To help address that dilemma, the IEA in a separate report this fall called for construction of 3,400 carbon-capture and storage projects by mid-century, mostly in developing nations that will account for 97 percent of the growth in emissions. The cost would be more than $5 trillion, with $275 billion needed in China and India just for construction of 62,000 miles of underground pipelines. Indeed, one of President Obama’s key achievements on his recent Bejing trip was the establishment of a robust new initiative with U.S. and China cooperation on clean coal research and development. Norway has suggested a World Bank trust fund should finance CCS projects, as a way to meet the demands of developing nations and that the industrialized world bears the brunt of climate change mitigation costs.
Yvo de Boer, executive secretary of the United Nations Framework Convention on Climate Change, has called for global spending of $100 billion annually to help vulnerable nations adapt to climate change and $200 billion annually to develop clean energy sources.

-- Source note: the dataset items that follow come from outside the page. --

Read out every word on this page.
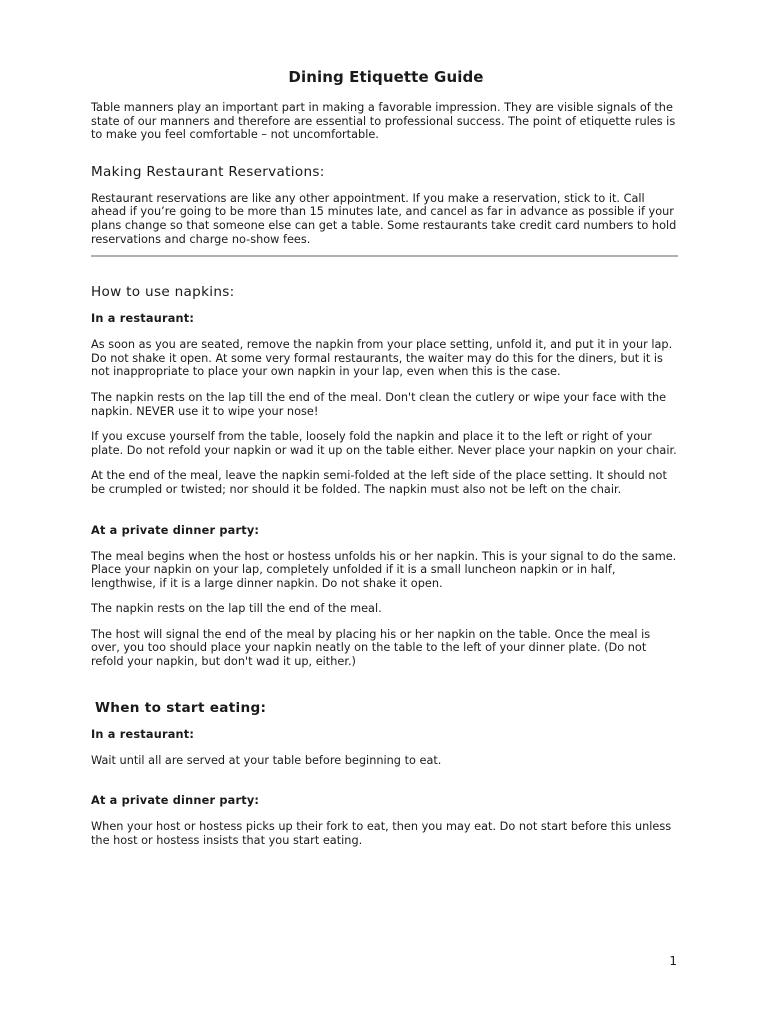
Dining Etiquette Guide

Table manners play an important part in making a favorable impression. They are visible signals of the state of our manners and therefore are essential to professional success. The point of etiquette rules is to make you feel comfortable – not uncomfortable.

Making Restaurant Reservations:

Restaurant reservations are like any other appointment. If you make a reservation, stick to it. Call ahead if you’re going to be more than 15 minutes late, and cancel as far in advance as possible if your plans change so that someone else can get a table. Some restaurants take credit card numbers to hold reservations and charge no-show fees.

How to use napkins:
In a restaurant:

As soon as you are seated, remove the napkin from your place setting, unfold it, and put it in your lap. Do not shake it open. At some very formal restaurants, the waiter may do this for the diners, but it is not inappropriate to place your own napkin in your lap, even when this is the case.

The napkin rests on the lap till the end of the meal. Don't clean the cutlery or wipe your face with the napkin. NEVER use it to wipe your nose!

If you excuse yourself from the table, loosely fold the napkin and place it to the left or right of your plate. Do not refold your napkin or wad it up on the table either. Never place your napkin on your chair.

At the end of the meal, leave the napkin semi-folded at the left side of the place setting. It should not be crumpled or twisted; nor should it be folded. The napkin must also not be left on the chair.

At a private dinner party:

The meal begins when the host or hostess unfolds his or her napkin. This is your signal to do the same. Place your napkin on your lap, completely unfolded if it is a small luncheon napkin or in half, lengthwise, if it is a large dinner napkin. Do not shake it open.

The napkin rests on the lap till the end of the meal.

The host will signal the end of the meal by placing his or her napkin on the table. Once the meal is over, you too should place your napkin neatly on the table to the left of your dinner plate. (Do not refold your napkin, but don't wad it up, either.)

When to start eating:
In a restaurant:

Wait until all are served at your table before beginning to eat.

At a private dinner party:

When your host or hostess picks up their fork to eat, then you may eat. Do not start before this unless the host or hostess insists that you start eating.

1
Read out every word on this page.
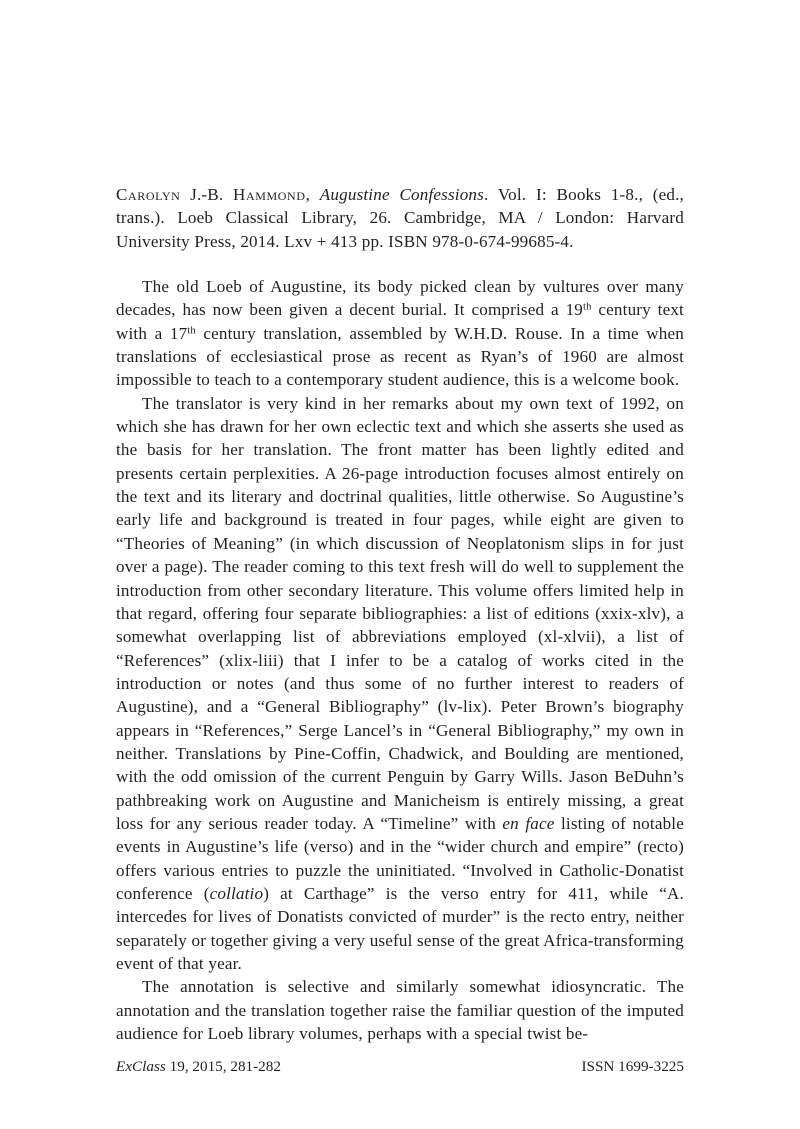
Carolyn J.-B. Hammond, Augustine Confessions. Vol. I: Books 1-8., (ed., trans.). Loeb Classical Library, 26. Cambridge, MA / London: Harvard University Press, 2014. Lxv + 413 pp. ISBN 978-0-674-99685-4.

The old Loeb of Augustine, its body picked clean by vultures over many decades, has now been given a decent burial. It comprised a 19th century text with a 17th century translation, assembled by W.H.D. Rouse. In a time when translations of ecclesiastical prose as recent as Ryan’s of 1960 are almost impossible to teach to a contemporary student audience, this is a welcome book.

The translator is very kind in her remarks about my own text of 1992, on which she has drawn for her own eclectic text and which she asserts she used as the basis for her translation. The front matter has been lightly edited and presents certain perplexities. A 26-page introduction focuses almost entirely on the text and its literary and doctrinal qualities, little otherwise. So Augustine’s early life and background is treated in four pages, while eight are given to “Theories of Meaning” (in which discussion of Neoplatonism slips in for just over a page). The reader coming to this text fresh will do well to supplement the introduction from other secondary literature. This volume offers limited help in that regard, offering four separate bibliographies: a list of editions (xxix-xlv), a somewhat overlapping list of abbreviations employed (xl-xlvii), a list of “References” (xlix-liii) that I infer to be a catalog of works cited in the introduction or notes (and thus some of no further interest to readers of Augustine), and a “General Bibliography” (lv-lix). Peter Brown’s biography appears in “References,” Serge Lancel’s in “General Bibliography,” my own in neither. Translations by Pine-Coffin, Chadwick, and Boulding are mentioned, with the odd omission of the current Penguin by Garry Wills. Jason BeDuhn’s pathbreaking work on Augustine and Manicheism is entirely missing, a great loss for any serious reader today. A “Timeline” with en face listing of notable events in Augustine’s life (verso) and in the “wider church and empire” (recto) offers various entries to puzzle the uninitiated. “Involved in Catholic-Donatist conference (collatio) at Carthage” is the verso entry for 411, while “A. intercedes for lives of Donatists convicted of murder” is the recto entry, neither separately or together giving a very useful sense of the great Africa-transforming event of that year.

The annotation is selective and similarly somewhat idiosyncratic. The annotation and the translation together raise the familiar question of the imputed audience for Loeb library volumes, perhaps with a special twist be-

ExClass 19, 2015, 281-282	ISSN 1699-3225
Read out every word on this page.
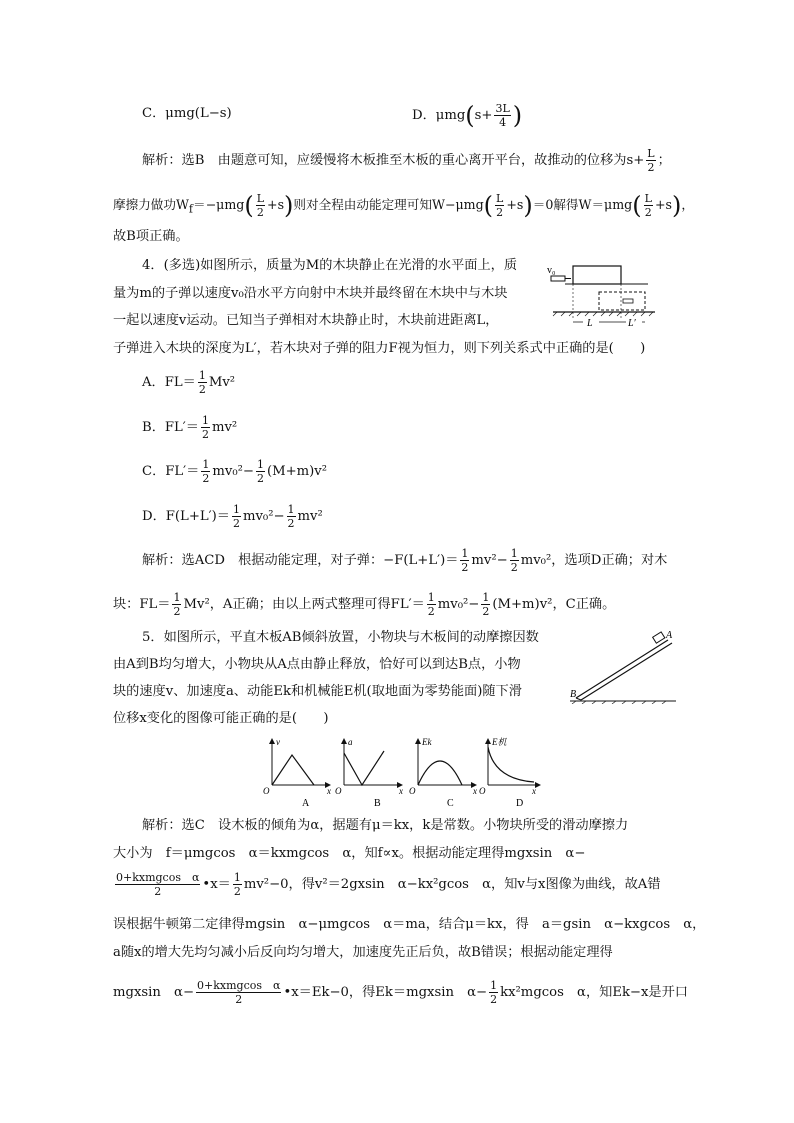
C．μmg(L−s)	D．$\mu mg(s+ \frac{3L}{4}$ )
解析：选B　由题意可知，应缓慢将木板推至木板的重心离开平台，故推动的位移为$s+ \frac{L}{2}$ ；
摩擦力做功$W_f=-\mu mg( \frac{L}{2} +s)$则对全程由动能定理可知$W-\mu mg( \frac{L}{2} +s)=0$解得$W=\mu mg( \frac{L}{2} +s)$，
故B项正确。
4．(多选)如图所示，质量为M的木块静止在光滑的水平面上，质
量为m的子弹以速度v₀沿水平方向射中木块并最终留在木块中与木块
一起以速度v运动。已知当子弹相对木块静止时，木块前进距离L，
子弹进入木块的深度为L′，若木块对子弹的阻力F视为恒力，则下列关系式中正确的是(　　)
v₀
L	L′
A．$FL= \frac{1}{2} Mv^2$
B．$FL'= \frac{1}{2} mv^2$
C．$FL'= \frac{1}{2} mv_0^2- \frac{1}{2} (M+m)v^2$
D．$F(L+L')= \frac{1}{2} mv_0^2- \frac{1}{2} mv^2$
解析：选ACD　根据动能定理，对子弹：$-F(L+L')= \frac{1}{2} mv^2- \frac{1}{2} mv_0^2$，选项D正确；对木
块：$FL= \frac{1}{2} Mv^2$，A正确；由以上两式整理可得$FL'= \frac{1}{2} mv_0^2- \frac{1}{2} (M+m)v^2$，C正确。
5．如图所示，平直木板AB倾斜放置，小物块与木板间的动摩擦因数
由A到B均匀增大，小物块从A点由静止释放，恰好可以到达B点，小物
块的速度v、加速度a、动能Ek和机械能E机(取地面为零势能面)随下滑
位移x变化的图像可能正确的是(　　)
A
B
v
x
O
A
a
x
O
B
Ek
x
O
C
E机
x
O
D
解析：选C　设木板的倾角为α，据题有μ＝kx，k是常数。小物块所受的滑动摩擦力
大小为　f＝μmgcos　α＝kxmgcos　α，知f∝x。根据动能定理得mgxsin　α−
$\frac{\text{0+kxmgcos　α}}{2}$ •x＝ $\frac{1}{2} mv^2-0$，得v²＝2gxsin　α−kx²gcos　α，知v与x图像为曲线，故A错
误根据牛顿第二定律得mgsin　α−μmgcos　α＝ma，结合μ＝kx，得　a＝gsin　α−kxgcos　α，
a随x的增大先均匀减小后反向均匀增大，加速度先正后负，故B错误；根据动能定理得
mgxsin　$\alpha- \frac{\text{0+kxmgcos　α}}{2}$ •x＝Ek−0，得Ek＝mgxsin　$\alpha- \frac{1}{2} kx^2mgcos$　α，知Ek−x是开口
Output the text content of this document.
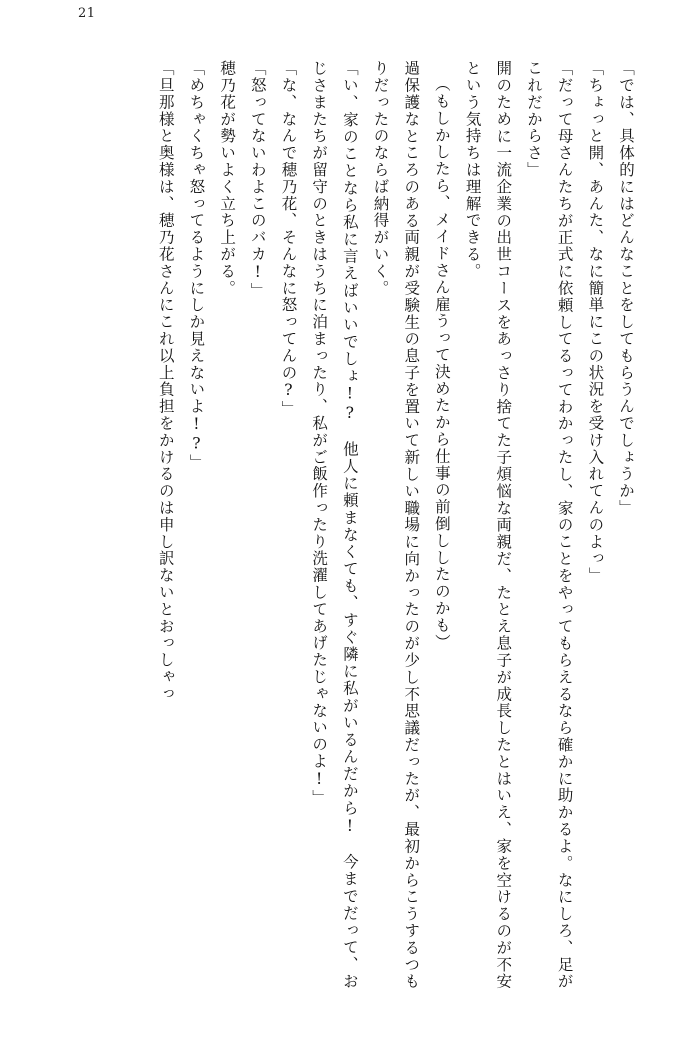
21

「では、具体的にはどんなことをしてもらうんでしょうか」

「ちょっと開、あんた、なに簡単にこの状況を受け入れてんのよっ」

「だって母さんたちが正式に依頼してるってわかったし、家のことをやってもらえるなら確かに助かるよ。なにしろ、足がこれだからさ」

開のために一流企業の出世コースをあっさり捨てた子煩悩な両親だ、たとえ息子が成長したとはいえ、家を空けるのが不安という気持ちは理解できる。

（もしかしたら、メイドさん雇うって決めたから仕事の前倒ししたのかも）

過保護なところのある両親が受験生の息子を置いて新しい職場に向かったのが少し不思議だったが、最初からこうするつもりだったのならば納得がいく。

「い、家のことなら私に言えばいいでしょ!?　他人に頼まなくても、すぐ隣に私がいるんだから!　今までだって、おじさまたちが留守のときはうちに泊まったり、私がご飯作ったり洗濯してあげたじゃないのよ!」

「な、なんで穂乃花、そんなに怒ってんの?」

「怒ってないわよこのバカ!」

穂乃花が勢いよく立ち上がる。

「めちゃくちゃ怒ってるようにしか見えないよ!?」

「旦那様と奥様は、穂乃花さんにこれ以上負担をかけるのは申し訳ないとおっしゃっ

Thanks largely to the recognition of de Boer and other negotiators that there is insufficient time and consensus among nations to craft a legally binding agreement, it seems more realistic to develop something akin to a political agreement—one where the President’s and China’s aspirational limits on carbon emissions can set the stage for longer-term negotiations. In the meantime, the U.S. and global economies need time to recover. Until the U.S. economy is growing again and the 2010 elections are completed, it is highly unlikely that Congress will take any action on climate legislation.